They cried all day

Nice work, Donald.

Their robot may have permission to travel, but six teenage Afghan inventors are staying put this summer.

They’ve been rejected for a one-week travel visa to escort their robot to the inaugural FIRST Global Challenge – an international robotics competition happening in Washington DC in mid-July.

The all-girl team representing Afghanistan hails from Herat, a city of half a million people in the western part of the country. To interview for their visas, the girls risked a 500 mile trek cross-country to the American embassy in Kabul – the site of several recent suicide attacks and one deadly truck bomb in early June that killed at least 90 people. Despite the recent violence, the teenagers braved the trip to the country’s capital not once, but twice, hoping a second round of interviews might help secure their 7-day visas after the team was rejected on its first try. But no luck.

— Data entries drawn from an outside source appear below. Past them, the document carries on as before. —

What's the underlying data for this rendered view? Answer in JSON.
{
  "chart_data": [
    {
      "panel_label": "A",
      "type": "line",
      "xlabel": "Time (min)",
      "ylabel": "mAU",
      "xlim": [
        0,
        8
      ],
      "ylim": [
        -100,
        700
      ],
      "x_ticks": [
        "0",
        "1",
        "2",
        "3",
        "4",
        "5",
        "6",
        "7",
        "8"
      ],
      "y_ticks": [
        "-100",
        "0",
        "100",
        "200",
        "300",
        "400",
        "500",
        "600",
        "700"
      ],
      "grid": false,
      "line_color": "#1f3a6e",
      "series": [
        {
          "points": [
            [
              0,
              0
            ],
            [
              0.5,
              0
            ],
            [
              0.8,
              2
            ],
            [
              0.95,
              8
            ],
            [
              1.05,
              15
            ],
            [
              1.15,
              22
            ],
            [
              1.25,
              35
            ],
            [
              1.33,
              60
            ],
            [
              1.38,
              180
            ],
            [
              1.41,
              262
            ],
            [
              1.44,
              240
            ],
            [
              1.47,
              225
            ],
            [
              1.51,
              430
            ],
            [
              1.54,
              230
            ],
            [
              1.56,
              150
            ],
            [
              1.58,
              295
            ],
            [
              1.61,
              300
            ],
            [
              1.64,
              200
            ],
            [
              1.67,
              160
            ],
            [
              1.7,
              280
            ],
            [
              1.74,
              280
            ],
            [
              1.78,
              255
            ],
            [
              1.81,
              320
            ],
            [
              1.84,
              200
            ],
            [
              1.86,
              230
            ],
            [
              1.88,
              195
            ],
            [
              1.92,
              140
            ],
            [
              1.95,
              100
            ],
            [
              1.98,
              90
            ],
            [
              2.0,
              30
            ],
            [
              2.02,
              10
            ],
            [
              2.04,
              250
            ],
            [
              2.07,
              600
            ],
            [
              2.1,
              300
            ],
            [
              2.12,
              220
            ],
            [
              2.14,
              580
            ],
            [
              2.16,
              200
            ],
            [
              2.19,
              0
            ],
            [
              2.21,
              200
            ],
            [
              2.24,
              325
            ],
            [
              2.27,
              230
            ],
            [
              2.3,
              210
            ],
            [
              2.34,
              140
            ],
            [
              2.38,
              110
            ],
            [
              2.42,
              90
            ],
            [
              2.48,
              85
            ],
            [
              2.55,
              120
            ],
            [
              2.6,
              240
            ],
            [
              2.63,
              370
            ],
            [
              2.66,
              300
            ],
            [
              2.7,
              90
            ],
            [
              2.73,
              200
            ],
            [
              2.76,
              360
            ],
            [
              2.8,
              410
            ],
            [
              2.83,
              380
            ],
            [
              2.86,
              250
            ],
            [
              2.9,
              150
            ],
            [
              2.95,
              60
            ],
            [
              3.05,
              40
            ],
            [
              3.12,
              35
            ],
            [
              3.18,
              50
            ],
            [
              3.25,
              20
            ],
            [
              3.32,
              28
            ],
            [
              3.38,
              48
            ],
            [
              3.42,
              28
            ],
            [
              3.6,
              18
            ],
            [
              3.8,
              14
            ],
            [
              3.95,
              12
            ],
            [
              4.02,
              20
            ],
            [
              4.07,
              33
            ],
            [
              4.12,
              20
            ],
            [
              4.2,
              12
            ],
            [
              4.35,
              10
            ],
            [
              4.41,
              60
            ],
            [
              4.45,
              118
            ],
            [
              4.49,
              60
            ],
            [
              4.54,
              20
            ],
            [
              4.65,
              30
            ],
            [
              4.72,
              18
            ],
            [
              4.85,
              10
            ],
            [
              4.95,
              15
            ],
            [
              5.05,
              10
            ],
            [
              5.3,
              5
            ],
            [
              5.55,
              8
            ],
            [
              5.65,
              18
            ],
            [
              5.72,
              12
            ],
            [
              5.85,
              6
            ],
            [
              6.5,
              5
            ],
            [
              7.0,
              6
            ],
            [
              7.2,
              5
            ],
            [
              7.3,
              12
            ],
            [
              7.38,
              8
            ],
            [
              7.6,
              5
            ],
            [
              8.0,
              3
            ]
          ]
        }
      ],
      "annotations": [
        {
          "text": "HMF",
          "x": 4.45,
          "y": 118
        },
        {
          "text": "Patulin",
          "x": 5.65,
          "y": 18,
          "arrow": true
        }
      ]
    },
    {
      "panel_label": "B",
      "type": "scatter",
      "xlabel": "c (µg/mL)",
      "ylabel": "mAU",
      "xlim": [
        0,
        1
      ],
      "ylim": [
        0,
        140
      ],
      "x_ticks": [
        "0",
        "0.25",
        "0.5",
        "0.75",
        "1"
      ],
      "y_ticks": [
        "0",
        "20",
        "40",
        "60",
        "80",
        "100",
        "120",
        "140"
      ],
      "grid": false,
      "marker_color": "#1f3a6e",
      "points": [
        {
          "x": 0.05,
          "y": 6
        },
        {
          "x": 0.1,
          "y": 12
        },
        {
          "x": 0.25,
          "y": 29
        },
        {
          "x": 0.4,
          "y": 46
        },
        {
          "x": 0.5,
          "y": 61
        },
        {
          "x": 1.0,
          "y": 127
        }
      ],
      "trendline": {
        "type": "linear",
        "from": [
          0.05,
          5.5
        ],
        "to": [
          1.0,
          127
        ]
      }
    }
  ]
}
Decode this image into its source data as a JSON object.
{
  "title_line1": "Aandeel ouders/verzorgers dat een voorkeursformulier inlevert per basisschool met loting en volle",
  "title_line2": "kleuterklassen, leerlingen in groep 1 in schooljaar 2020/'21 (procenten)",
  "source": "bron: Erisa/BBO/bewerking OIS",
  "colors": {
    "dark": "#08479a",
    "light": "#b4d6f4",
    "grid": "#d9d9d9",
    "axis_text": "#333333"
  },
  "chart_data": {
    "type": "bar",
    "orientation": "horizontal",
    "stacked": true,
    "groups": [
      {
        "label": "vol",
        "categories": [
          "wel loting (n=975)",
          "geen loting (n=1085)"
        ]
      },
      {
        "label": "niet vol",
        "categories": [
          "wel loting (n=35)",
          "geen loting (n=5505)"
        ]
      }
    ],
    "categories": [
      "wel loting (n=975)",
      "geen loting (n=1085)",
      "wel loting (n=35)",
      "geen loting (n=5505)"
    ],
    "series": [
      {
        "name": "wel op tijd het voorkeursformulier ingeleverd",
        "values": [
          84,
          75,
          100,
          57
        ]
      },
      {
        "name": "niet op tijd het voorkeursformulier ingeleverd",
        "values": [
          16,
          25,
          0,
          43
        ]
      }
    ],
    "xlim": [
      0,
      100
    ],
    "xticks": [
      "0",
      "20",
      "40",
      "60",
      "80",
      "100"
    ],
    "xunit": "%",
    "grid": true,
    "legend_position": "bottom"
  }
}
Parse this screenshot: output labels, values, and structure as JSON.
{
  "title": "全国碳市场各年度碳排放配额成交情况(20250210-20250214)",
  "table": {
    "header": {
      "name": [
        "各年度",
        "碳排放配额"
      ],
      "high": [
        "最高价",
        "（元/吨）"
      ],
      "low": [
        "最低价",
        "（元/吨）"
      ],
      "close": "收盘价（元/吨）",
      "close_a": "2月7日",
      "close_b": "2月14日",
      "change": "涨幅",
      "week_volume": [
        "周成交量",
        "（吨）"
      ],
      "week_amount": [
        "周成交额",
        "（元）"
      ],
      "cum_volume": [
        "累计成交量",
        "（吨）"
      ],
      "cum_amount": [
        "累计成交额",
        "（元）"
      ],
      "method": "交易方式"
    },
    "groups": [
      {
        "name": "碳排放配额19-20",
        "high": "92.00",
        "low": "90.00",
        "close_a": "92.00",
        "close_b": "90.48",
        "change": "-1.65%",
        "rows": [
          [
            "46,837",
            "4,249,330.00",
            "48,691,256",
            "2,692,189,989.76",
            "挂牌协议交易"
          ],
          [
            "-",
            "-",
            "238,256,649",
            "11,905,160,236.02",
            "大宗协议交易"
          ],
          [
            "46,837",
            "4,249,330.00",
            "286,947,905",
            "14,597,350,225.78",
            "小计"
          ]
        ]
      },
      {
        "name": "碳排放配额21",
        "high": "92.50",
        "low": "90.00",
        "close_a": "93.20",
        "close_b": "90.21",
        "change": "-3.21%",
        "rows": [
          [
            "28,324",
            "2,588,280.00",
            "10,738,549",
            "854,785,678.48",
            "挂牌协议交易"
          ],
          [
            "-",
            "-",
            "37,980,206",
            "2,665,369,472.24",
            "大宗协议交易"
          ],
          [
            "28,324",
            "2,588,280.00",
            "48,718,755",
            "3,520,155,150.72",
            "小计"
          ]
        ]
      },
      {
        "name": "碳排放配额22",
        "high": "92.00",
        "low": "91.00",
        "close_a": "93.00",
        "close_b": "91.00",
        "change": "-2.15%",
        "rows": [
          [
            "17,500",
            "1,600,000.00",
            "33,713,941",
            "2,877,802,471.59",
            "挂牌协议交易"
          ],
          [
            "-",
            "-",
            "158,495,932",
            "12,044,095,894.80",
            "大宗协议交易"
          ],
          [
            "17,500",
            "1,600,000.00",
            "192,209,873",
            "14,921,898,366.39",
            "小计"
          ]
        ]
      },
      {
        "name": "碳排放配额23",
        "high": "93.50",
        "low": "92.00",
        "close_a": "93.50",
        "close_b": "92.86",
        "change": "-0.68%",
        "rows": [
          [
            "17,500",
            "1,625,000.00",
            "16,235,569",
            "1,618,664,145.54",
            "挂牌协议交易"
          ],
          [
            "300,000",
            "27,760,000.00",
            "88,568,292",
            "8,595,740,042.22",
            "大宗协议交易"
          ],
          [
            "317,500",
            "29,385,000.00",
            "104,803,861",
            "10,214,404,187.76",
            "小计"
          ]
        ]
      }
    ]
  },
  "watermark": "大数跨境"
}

Roya Mahboob, who founded Citadel software company in Afghanistan, and was the country’s first female tech CEO, brought the group of girls together for the project.

It’s a very important message for our people” Mahboob says. “Robotics is very, very new in Afghanistan.”

She says when the girls first heard the bad news about their visas, “they were crying all the day.”

But this is about the safety of the American people. Maybe those teenage girls would have killed a bunch of people once they got here. You can’t prove they wouldn’t have! Therefore it’s necessary to tell them to stay home.